BUILDING A SAFER NATION

Last month, J.A.P. was acquitted of charges of possession of illegal drugs, usually punishable by one to four years imprisonment because it was not “overgrams.” Sent off with our applause and congratulatory hugs, she went home free after eight years of waiting for the court’s decision. A week before, M.R.C. went home to her astonished nine-year-old daughter. She had been imprisoned for six years for the offence similar to J.A.P.’s. She entered a plea bargain last year even if the charges against her were only a police afterthought when she accompanied her husband to the police station.

In a lecture delivered to us by a BJMP officer, the plea bargain is the “fastest” way to get out of jail considering the flow process of justice. “If you hold on to your pride and fight it out”, the officer said, “you will be waiting for long, long years. But if you go with the plea bargain, even if you didn’t do it, you will receive the minimum sentence, shortened further by your GCTA (Good Conduct Time Allowance). More often than not, the sentence you get has been overserved by the time a decision is promulgated.”

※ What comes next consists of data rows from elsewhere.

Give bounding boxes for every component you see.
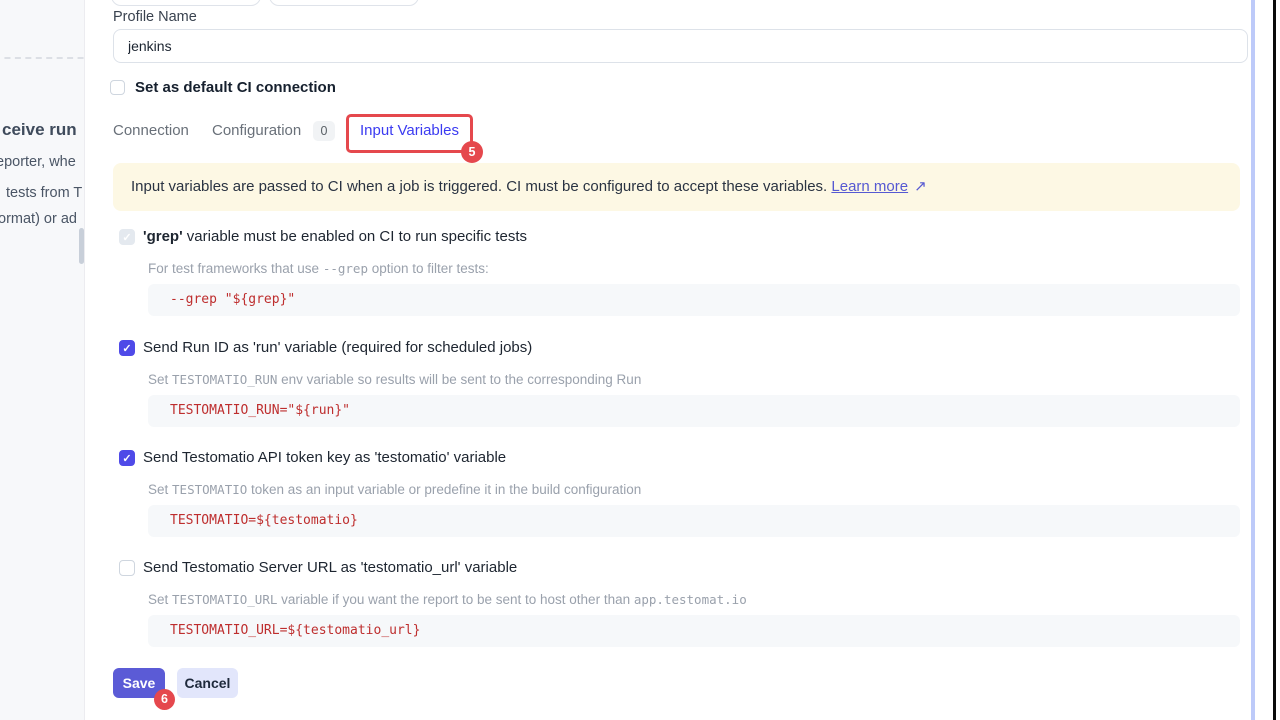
variable-code: --grep "${grep}" <box>148 284 1240 316</box>
cancel-button[interactable]: Cancel <box>177 668 238 698</box>
tutorial-step-badge: 6 <box>154 689 175 710</box>
variable-code-block: --grep "${grep}" <box>148 284 1240 316</box>
variable-code-block: TESTOMATIO_URL=${testomatio_url} <box>148 615 1240 647</box>
variable-section: ✓ Send Testomatio Server URL as 'testoma… <box>113 559 1240 659</box>
sidebar-text-fragment: ormat) or ad <box>0 211 77 227</box>
variable-code-block: TESTOMATIO=${testomatio} <box>148 505 1240 537</box>
info-banner-text: Input variables are passed to CI when a … <box>131 178 831 195</box>
variable-label: 'grep' variable must be enabled on CI to… <box>143 228 527 245</box>
variable-checkbox[interactable]: ✓ <box>119 560 135 576</box>
profile-name-input[interactable] <box>113 29 1248 63</box>
variable-helper-text: Set TESTOMATIO_URL variable if you want … <box>148 592 747 607</box>
tutorial-highlight-box <box>346 114 473 153</box>
sidebar-text-fragment: eporter, whe <box>0 154 76 170</box>
sidebar-text-fragment: tests from T <box>6 185 82 201</box>
variable-section: ✓ Send Testomatio API token key as 'test… <box>113 449 1240 549</box>
sidebar-scrollbar-thumb[interactable] <box>79 228 84 264</box>
dashed-divider <box>0 57 85 59</box>
variable-helper-text: Set TESTOMATIO token as an input variabl… <box>148 482 641 497</box>
checkmark-icon: ✓ <box>120 341 134 357</box>
default-ci-checkbox[interactable] <box>110 80 125 95</box>
variable-code-block: TESTOMATIO_RUN="${run}" <box>148 395 1240 427</box>
variable-label: Send Testomatio API token key as 'testom… <box>143 449 506 466</box>
variable-section: ✓ Send Run ID as 'run' variable (require… <box>113 339 1240 439</box>
variable-helper-text: Set TESTOMATIO_RUN env variable so resul… <box>148 372 641 387</box>
tab-connection[interactable]: Connection <box>113 122 189 139</box>
configuration-count-badge: 0 <box>313 121 335 141</box>
learn-more-link[interactable]: Learn more <box>831 178 908 195</box>
checkmark-icon: ✓ <box>120 230 134 246</box>
variable-code: TESTOMATIO_RUN="${run}" <box>148 395 1240 427</box>
variable-checkbox[interactable]: ✓ <box>119 340 135 356</box>
variable-label: Send Testomatio Server URL as 'testomati… <box>143 559 517 576</box>
sidebar-text-fragment: ceive run <box>2 120 77 140</box>
ci-settings-panel: Profile Name Set as default CI connectio… <box>85 0 1251 720</box>
tab-configuration[interactable]: Configuration <box>212 122 301 139</box>
variable-checkbox[interactable]: ✓ <box>119 450 135 466</box>
variable-checkbox: ✓ <box>119 229 135 245</box>
default-ci-checkbox-label: Set as default CI connection <box>135 79 336 96</box>
variable-code: TESTOMATIO_URL=${testomatio_url} <box>148 615 1240 647</box>
variable-section: ✓ 'grep' variable must be enabled on CI … <box>113 228 1240 328</box>
tutorial-step-badge: 5 <box>461 141 483 163</box>
checkmark-icon: ✓ <box>120 451 134 467</box>
profile-name-label: Profile Name <box>113 9 197 25</box>
external-link-icon: ↗ <box>914 163 927 211</box>
variable-label: Send Run ID as 'run' variable (required … <box>143 339 532 356</box>
cutoff-select-field[interactable] <box>111 0 261 6</box>
window-edge-line <box>1273 0 1276 720</box>
variable-code: TESTOMATIO=${testomatio} <box>148 505 1240 537</box>
background-sidebar: ceive run eporter, whe tests from T orma… <box>0 0 85 720</box>
cutoff-select-field[interactable] <box>269 0 419 6</box>
variable-helper-text: For test frameworks that use --grep opti… <box>148 261 489 276</box>
info-banner: Input variables are passed to CI when a … <box>113 163 1240 211</box>
page-scrollbar[interactable] <box>1251 0 1255 720</box>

Our prison population here is too small to represent national statistics. Or is it? Of the 20 or women who have been released since I was detained, almost half had entered plea bargains whether they were guilty or not. Most have served more than their sentences. Also, among the present prisoners, more than ten percent have been previously imprisoned.

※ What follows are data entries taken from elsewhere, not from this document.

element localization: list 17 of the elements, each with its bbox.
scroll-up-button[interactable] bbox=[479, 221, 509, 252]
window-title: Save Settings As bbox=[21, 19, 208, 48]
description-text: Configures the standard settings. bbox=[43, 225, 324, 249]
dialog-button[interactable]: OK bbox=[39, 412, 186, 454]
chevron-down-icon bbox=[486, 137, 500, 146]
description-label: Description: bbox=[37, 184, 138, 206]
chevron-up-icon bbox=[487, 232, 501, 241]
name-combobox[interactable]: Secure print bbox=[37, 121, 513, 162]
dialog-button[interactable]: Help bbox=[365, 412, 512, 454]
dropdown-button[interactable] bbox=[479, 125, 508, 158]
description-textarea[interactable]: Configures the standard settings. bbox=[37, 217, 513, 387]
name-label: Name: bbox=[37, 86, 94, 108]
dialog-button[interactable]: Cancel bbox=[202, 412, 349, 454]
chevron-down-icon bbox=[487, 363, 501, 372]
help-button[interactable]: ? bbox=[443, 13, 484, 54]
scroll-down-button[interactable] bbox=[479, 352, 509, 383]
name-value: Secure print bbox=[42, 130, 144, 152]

In a year of befriending women prisoners, I have learned that many are victims of incest, rape trafficking, wife-battering, or child abuse. Many have been pressured by their partners to try drugs or deliver drugs to the latter’s contacts. Some are in prison to protect, whether by choice or force, their parents, partners, or bosses who are the real culprits.

I have heard many life stories in my long involvement with the women’s movement. But I am still saddened by these daily reminders of our situation as women, and appalled by the proportion of these victims in such a small prison population. But then, “a large number of women offenders worldwide are imprisoned for minor drug related offenses, often as a result of manipulation, coercion, or poverty.” (Commentary to the Bangkok Rules, UNODC 2010). This is not a small prison’s sob story. This is a worldwide, and national phenomenon.

So, where is the safer nation the jail system is working hard to build? Is this nation safer for the children who have to grow up without parental guidance and face the stigma of having parents in prison? Safer for the women who daily suffer violence at home, on the street, at the workplace, and in the hands of state agents because, despite so many laws, this macho culture still considers violence against women as private or trivial? Safer for us political prisoners who are presumed guilty before proving ourselves innocent, and have to bear the punishing regimen of prison life for years until acquitted from trumped-up charges? Safer for hundreds of drug users who, instead of being sent to rehab, have to spend seven to eight years in prison before the clerk of court discovers their papers buried under tons of unresolved cases?

How much safer will this nation be if plunderers, drug lords in uniform, state-sanctioned killers and torturers do not roam free or throw their weight around?

How much safer if foreign mining corporations and giant plantations do not rob us, millions of Filipinos, of our livelihood, our ancestral lands, homes and patrimony? How much safer for generations threatened by the crossfire of inter-imperialist wars because foreign troops are allowed to stay on our soil?

How much are the slogans “Changing Lives, Building a Safer Nation” on our prison uniforms worth?